# Good acrylic paint retardant?



## Silverblade The Ench (Jun 30, 2008)

Anyone know of a good acrylic paint drying retardant, that works with Citadel paints? (My Mum has several artist retardants for acrylics, Windsor & Newton etc but no idea on suitability for Citadel paints)

I don't use soap for retardant, sorry, never got that idea, as soap surely knackers any varnish you put on top, won't it?


----------



## Olaf the Stout (Jul 1, 2008)

I haven't tried it but I imagine that any acrylic drying retardant would work with the GW paints since they are also acrylic.

Olaf the Stout


----------



## Silverblade The Ench (Jul 1, 2008)

Hm, I guess I should test them out, been very retiscent about it though. 
Usually the problem with artists acrylics, is that they are far too thick and rubbery for model work, IMHO.
I found they didn't adhere well to the minis. Fine for a "museum" piece, useless for a gaming one that you handled as regardless of varnish, the underlying paint would just slough off.


----------



## frankthedm (Jul 1, 2008)

Silverblade The Ench said:


> Anyone know of a good acrylic paint drying retardant, that works with Citadel paints? (My Mum has several artist retardants for acrylics, Windsor & Newton etc but no idea on suitability for Citadel paints)
> 
> I don't use soap for retardant, sorry, never got that idea, as soap surely knackers any varnish you put on top, won't it?



Citidel have more pigment than craft paint, but both are still acrylic paint.








Silverblade The Ench said:


> Usually the problem with artists acrylics, is that they are far too thick and rubbery for model work, IMHO.
> I found they didn't adhere well to the minis. Fine for a "museum" piece, useless for a gaming one that you handled as regardless of varnish, the underlying paint would just slough off.
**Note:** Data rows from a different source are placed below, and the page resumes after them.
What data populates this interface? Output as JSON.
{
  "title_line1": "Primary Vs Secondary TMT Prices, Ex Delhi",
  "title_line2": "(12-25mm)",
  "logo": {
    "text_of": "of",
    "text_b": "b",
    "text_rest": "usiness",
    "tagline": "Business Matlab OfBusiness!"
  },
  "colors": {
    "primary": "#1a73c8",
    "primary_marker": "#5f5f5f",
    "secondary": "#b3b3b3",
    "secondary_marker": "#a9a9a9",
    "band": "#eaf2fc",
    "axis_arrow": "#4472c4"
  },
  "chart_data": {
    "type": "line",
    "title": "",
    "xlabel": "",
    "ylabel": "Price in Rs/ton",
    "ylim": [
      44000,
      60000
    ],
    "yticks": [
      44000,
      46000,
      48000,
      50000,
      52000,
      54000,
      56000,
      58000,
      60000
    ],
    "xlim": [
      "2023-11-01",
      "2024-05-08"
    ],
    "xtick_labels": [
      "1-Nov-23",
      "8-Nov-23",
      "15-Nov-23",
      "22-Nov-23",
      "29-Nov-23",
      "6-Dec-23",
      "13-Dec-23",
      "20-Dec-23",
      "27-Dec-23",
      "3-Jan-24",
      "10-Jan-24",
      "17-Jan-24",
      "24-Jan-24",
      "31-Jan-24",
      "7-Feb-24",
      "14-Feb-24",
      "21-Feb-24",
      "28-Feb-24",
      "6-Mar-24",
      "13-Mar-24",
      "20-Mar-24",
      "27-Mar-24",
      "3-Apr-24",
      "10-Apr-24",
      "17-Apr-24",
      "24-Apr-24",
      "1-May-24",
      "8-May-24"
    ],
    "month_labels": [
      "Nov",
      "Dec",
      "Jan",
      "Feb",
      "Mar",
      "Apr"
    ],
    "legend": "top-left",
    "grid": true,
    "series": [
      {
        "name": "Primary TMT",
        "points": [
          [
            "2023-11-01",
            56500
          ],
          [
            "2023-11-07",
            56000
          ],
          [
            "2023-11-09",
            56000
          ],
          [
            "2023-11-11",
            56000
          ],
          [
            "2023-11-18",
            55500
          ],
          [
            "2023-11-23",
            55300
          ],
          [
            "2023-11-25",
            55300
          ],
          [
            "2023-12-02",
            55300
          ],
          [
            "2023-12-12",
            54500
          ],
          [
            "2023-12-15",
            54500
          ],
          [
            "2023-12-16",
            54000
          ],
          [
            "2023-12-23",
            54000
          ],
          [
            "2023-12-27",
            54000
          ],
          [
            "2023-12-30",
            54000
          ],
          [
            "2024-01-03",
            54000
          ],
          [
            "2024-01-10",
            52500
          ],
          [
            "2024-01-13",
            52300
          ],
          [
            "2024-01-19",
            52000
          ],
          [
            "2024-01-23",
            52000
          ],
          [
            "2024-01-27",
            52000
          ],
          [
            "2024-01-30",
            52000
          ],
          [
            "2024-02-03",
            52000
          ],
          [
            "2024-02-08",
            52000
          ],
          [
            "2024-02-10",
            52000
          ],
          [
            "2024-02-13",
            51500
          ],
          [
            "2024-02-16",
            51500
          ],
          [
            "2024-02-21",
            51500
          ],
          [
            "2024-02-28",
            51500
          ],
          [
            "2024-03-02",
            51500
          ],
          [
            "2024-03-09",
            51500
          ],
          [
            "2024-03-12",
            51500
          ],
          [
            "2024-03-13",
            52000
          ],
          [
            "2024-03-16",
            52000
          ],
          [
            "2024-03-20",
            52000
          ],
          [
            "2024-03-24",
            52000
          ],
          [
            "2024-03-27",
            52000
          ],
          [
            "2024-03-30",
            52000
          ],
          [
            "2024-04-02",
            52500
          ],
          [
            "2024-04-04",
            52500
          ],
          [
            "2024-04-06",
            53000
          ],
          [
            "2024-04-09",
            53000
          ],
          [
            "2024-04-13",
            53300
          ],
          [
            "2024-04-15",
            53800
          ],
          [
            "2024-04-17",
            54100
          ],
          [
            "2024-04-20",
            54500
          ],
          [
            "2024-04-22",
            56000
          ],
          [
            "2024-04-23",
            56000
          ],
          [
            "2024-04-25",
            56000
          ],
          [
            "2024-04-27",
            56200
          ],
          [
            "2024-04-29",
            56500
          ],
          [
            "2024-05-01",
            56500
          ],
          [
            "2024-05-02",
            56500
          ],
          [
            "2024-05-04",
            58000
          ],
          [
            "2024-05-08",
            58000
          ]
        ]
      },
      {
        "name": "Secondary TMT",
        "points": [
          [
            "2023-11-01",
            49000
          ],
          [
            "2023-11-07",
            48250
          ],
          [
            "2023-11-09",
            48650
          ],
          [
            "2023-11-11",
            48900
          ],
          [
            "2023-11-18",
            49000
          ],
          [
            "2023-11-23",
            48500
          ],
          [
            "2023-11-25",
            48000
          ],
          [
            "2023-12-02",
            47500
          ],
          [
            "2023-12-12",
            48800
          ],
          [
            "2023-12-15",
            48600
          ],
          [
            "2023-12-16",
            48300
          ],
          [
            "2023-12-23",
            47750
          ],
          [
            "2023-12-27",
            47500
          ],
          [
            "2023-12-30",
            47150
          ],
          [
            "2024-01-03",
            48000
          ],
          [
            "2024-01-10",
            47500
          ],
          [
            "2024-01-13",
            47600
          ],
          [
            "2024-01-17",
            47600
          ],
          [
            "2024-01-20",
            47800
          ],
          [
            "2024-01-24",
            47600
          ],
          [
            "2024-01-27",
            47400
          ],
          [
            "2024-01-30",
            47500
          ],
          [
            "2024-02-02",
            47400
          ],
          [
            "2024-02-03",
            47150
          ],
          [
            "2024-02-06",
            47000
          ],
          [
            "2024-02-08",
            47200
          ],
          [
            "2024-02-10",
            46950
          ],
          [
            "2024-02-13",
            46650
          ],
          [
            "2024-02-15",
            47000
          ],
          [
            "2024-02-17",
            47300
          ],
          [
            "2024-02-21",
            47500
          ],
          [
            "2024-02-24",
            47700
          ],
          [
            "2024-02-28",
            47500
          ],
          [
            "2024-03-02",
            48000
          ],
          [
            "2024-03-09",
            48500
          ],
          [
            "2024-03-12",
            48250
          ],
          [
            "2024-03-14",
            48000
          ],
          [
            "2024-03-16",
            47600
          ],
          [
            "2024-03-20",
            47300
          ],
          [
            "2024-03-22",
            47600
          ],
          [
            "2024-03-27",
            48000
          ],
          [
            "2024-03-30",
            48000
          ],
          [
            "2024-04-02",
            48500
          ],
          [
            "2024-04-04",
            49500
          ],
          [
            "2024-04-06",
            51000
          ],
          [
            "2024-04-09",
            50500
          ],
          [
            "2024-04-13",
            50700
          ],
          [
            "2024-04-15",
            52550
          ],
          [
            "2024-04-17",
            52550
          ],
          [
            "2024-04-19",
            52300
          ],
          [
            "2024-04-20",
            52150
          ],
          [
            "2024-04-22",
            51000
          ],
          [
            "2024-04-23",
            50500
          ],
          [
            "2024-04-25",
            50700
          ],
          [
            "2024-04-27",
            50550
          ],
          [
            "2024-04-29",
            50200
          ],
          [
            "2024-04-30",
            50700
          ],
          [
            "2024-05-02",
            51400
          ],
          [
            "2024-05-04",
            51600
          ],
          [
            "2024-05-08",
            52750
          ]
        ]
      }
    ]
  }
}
Washing the mini with a degreasing soap {dish soap] then giving the fig a thorough rinse and dry worked for me. Thinning any paint is a must, though this means many craft paints will need extra coats due to low pigment ratios.

I had some trouble with soap myself. Too easy for washes to wake up the soap!


----------



## ThePromethean (Jul 1, 2008)

For a drying retardant I have tried a number of them from different companies and found no real difference in their performance. I most often use either the Windsor and Newton one for minis and the Delta Ceramcoat one for terrain. I mix these with Citadel, Vallejo, P3 and other paints and they seem to do just fine. 

Another thing I use sometimes is Future Floor Polish. It is a liquid acrylic so since the paints are acrylic they mix together well and it extends the drying time. It also sticks better to minis and terrain and flows well into the cracks without getting air bubbles. 
http://www.floorcareproducts.com/floor-finish/index.asp

Last but not least if you are worried about your paints drying up during painting you might look into a wet palette. It is basically a wet sponge with a vellum paper on top. The water will osmose through the paper and into the paints keeping them from drying out. It comes in a container that you can close and then open the next day or several days later and still have wet paints.


I wash mine with cleaner called "Simple Green" http://www.simplegreen.com/ which you can get at most department and hardware stores. I do this before painting and the nice thing is you can soak minis in it for days even weeks and then paint will just scrub right off of them, so it makes a great stripper as well.


----------



## Fraisala (Jul 1, 2008)

Silverblade The Ench said:


> Anyone know of a good acrylic paint drying retardant, that works with Citadel paints? (My Mum has several artist retardants for acrylics, Windsor & Newton etc but no idea on suitability for Citadel paints)
> 
> I don't use soap for retardant, sorry, never got that idea, as soap surely knackers any varnish you put on top, won't it?




I generally use glazing medium on minis, just as I do on canvas. Acrylic paint is acrylic paint, after all. It's medium-body stuff, not unworkably "lean" for most minis applications. If for any reason my paint ends up too thick, I usually just water it down with, well, water. 

I've had no adhesion problems using this method so far, unlike the soap-as-retardant experiment, which I will never speak of again. (At least not in detail, anyway...)


----------



## Silverblade The Ench (Jul 2, 2008)

thnak you folks, very helpful thread, this!


----------